SUPREME COURT OF THE STATE OF NEW YORK APPELLATE DIVISION SECOND JUDICIAL DEPARTMENT


October 6, 2009

IN THE MATTER OF AARON MCC. (ANONYMOUS), APPELLANT.

In a juvenile delinquency proceeding pursuant to Family Court Act article 3, the appeals are from (1) a fact-finding order of the Family Court, Queens County (Hunt, J.), dated March 26, 2008, which, after a hearing, found that the appellant had committed acts which, if committed by an adult, would have constituted the crimes of attempted burglary in the first degree as a hate crime, attempted burglary in the second degree as a hate crime, menacing in the second degree as a hate crime, aggravated harassment in the second degree, and criminal trespass in the third degree as a hate crime, and (2) an order of disposition of the same court dated August 13, 2008, as amended October 27, 2008, which, upon the fact-finding order, adjudicated the appellant a juvenile delinquent and placed him in the custody of the New York State Office of Children and Family Services for a period of 18 months.

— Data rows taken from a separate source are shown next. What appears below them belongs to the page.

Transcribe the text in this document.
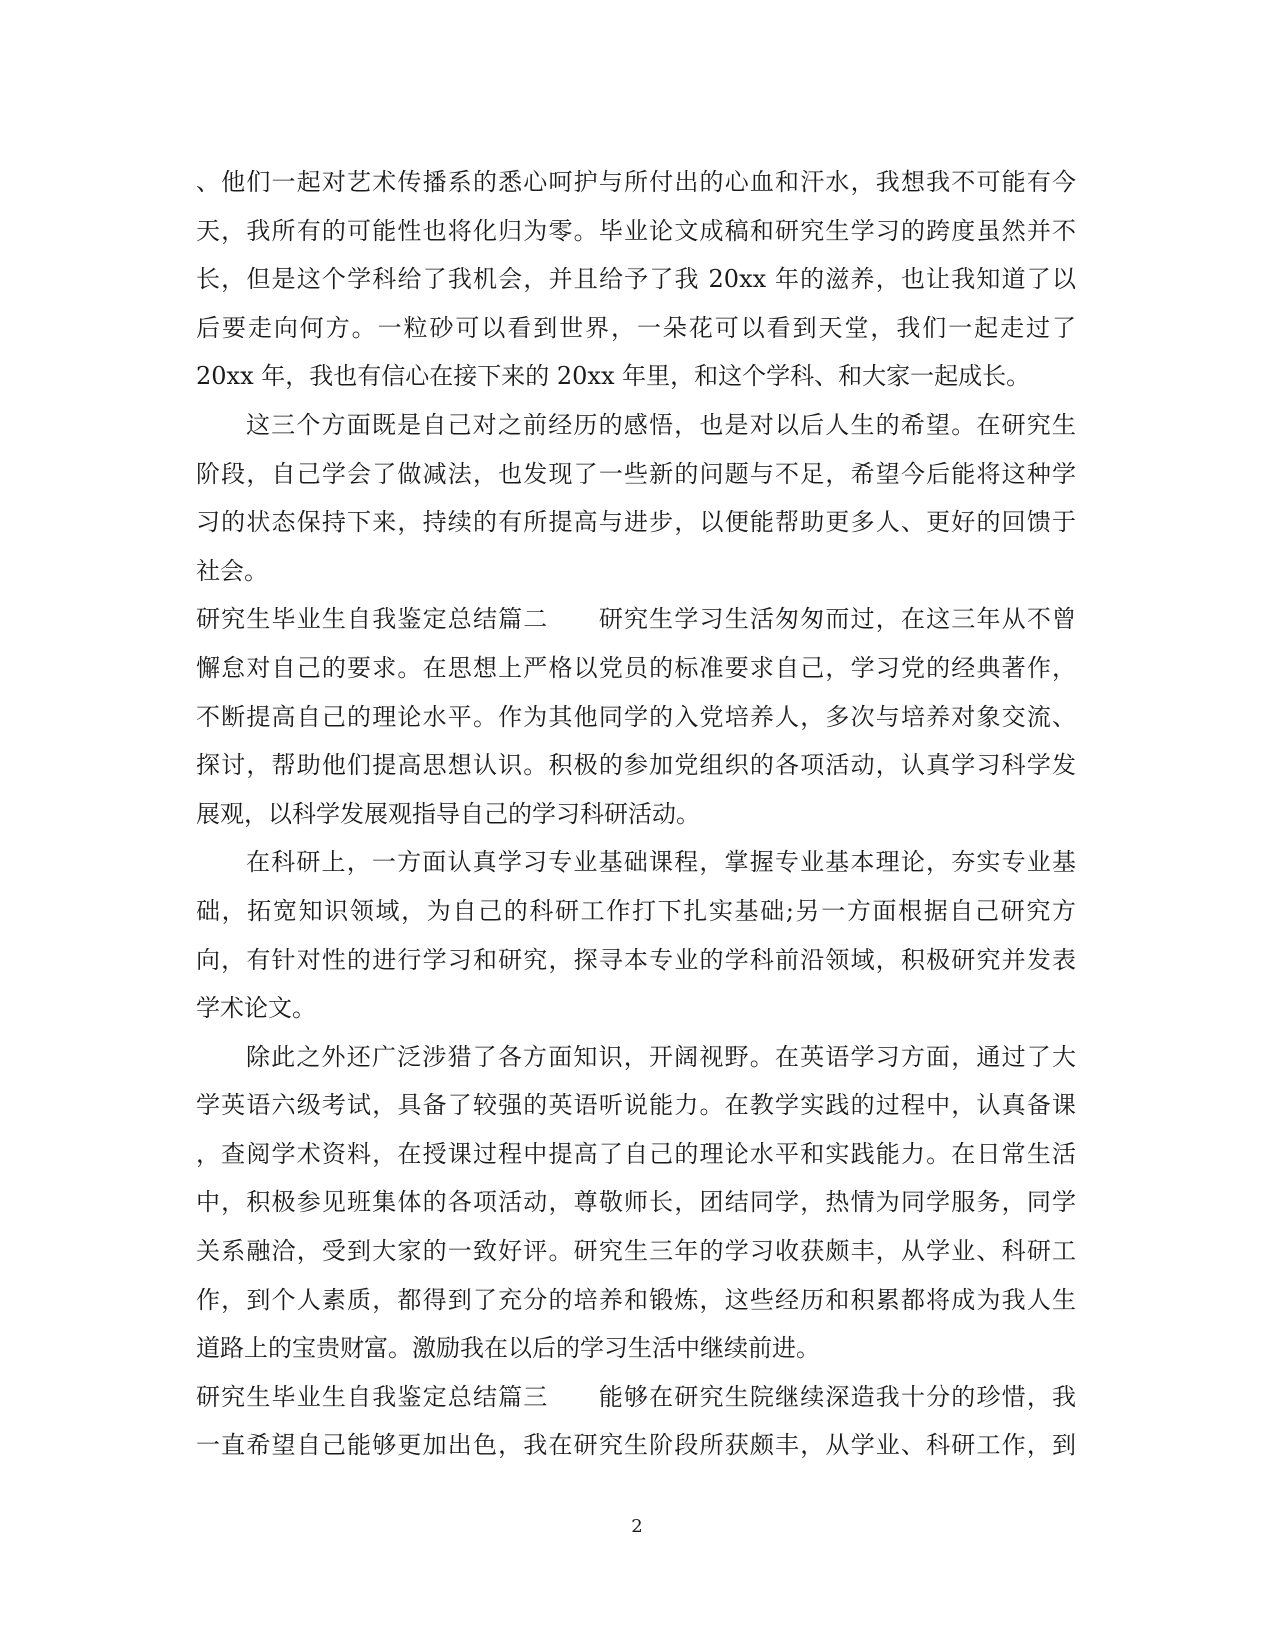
、他们一起对艺术传播系的悉心呵护与所付出的心血和汗水，我想我不可能有今
天，我所有的可能性也将化归为零。毕业论文成稿和研究生学习的跨度虽然并不
长，但是这个学科给了我机会，并且给予了我 20xx 年的滋养，也让我知道了以
后要走向何方。一粒砂可以看到世界，一朵花可以看到天堂，我们一起走过了
20xx 年，我也有信心在接下来的 20xx 年里，和这个学科、和大家一起成长。
这三个方面既是自己对之前经历的感悟，也是对以后人生的希望。在研究生
阶段，自己学会了做减法，也发现了一些新的问题与不足，希望今后能将这种学
习的状态保持下来，持续的有所提高与进步，以便能帮助更多人、更好的回馈于
社会。
研究生毕业生自我鉴定总结篇二　　研究生学习生活匆匆而过，在这三年从不曾
懈怠对自己的要求。在思想上严格以党员的标准要求自己，学习党的经典著作，
不断提高自己的理论水平。作为其他同学的入党培养人，多次与培养对象交流、
探讨，帮助他们提高思想认识。积极的参加党组织的各项活动，认真学习科学发
展观，以科学发展观指导自己的学习科研活动。
在科研上，一方面认真学习专业基础课程，掌握专业基本理论，夯实专业基
础，拓宽知识领域，为自己的科研工作打下扎实基础;另一方面根据自己研究方
向，有针对性的进行学习和研究，探寻本专业的学科前沿领域，积极研究并发表
学术论文。
除此之外还广泛涉猎了各方面知识，开阔视野。在英语学习方面，通过了大
学英语六级考试，具备了较强的英语听说能力。在教学实践的过程中，认真备课
，查阅学术资料，在授课过程中提高了自己的理论水平和实践能力。在日常生活
中，积极参见班集体的各项活动，尊敬师长，团结同学，热情为同学服务，同学
关系融洽，受到大家的一致好评。研究生三年的学习收获颇丰，从学业、科研工
作，到个人素质，都得到了充分的培养和锻炼，这些经历和积累都将成为我人生
道路上的宝贵财富。激励我在以后的学习生活中继续前进。
研究生毕业生自我鉴定总结篇三　　能够在研究生院继续深造我十分的珍惜，我
一直希望自己能够更加出色，我在研究生阶段所获颇丰，从学业、科研工作，到
2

Published by New York State Law Reporting Bureau pursuant to Judiciary Law § 431.

This opinion is uncorrected and subject to revision before publication in the Official Reports.

PETER B. SKELOS, J.P., JOSEPH COVELLO, JOHN M. LEVENTHAL & SHERI S. ROMAN, JJ.

(Docket No. D23279-07)

DECISION & ORDER

ORDERED that the appeal from the fact-finding order is dismissed, without costs or disbursements, as that order was superseded by the order of disposition; and it is further,

ORDERED that the order of disposition, as amended, is affirmed, without costs or disbursements.

Viewing the evidence adduced at the fact-finding hearing in the light most favorable to the presentment agency (see Matter of David H., 69 NY2d 792, 793), we find that it was legally sufficient to establish, beyond a reasonable doubt, that the appellant committed acts which, if committed by an adult, would have constituted the crimes of attempted burglary in the first degree as a hate crime, attempted burglary in the second degree as a hate crime, menacing in the second degree as a hate crime, aggravated harassment in the second degree, and criminal trespass in the third degree as a hate crime (cf. Penal Law § 485.05[1]; People v Marino, 35 AD3d 292, 293). Moreover, upon our independent review of the record, we are satisfied that the findings of fact were not against the weight of the evidence (see Family Ct Act § 342.2[2]; Matter of Victor I., 57 AD3d 779).

SKELOS, J.P., COVELLO, LEVENTHAL and ROMAN, JJ., concur.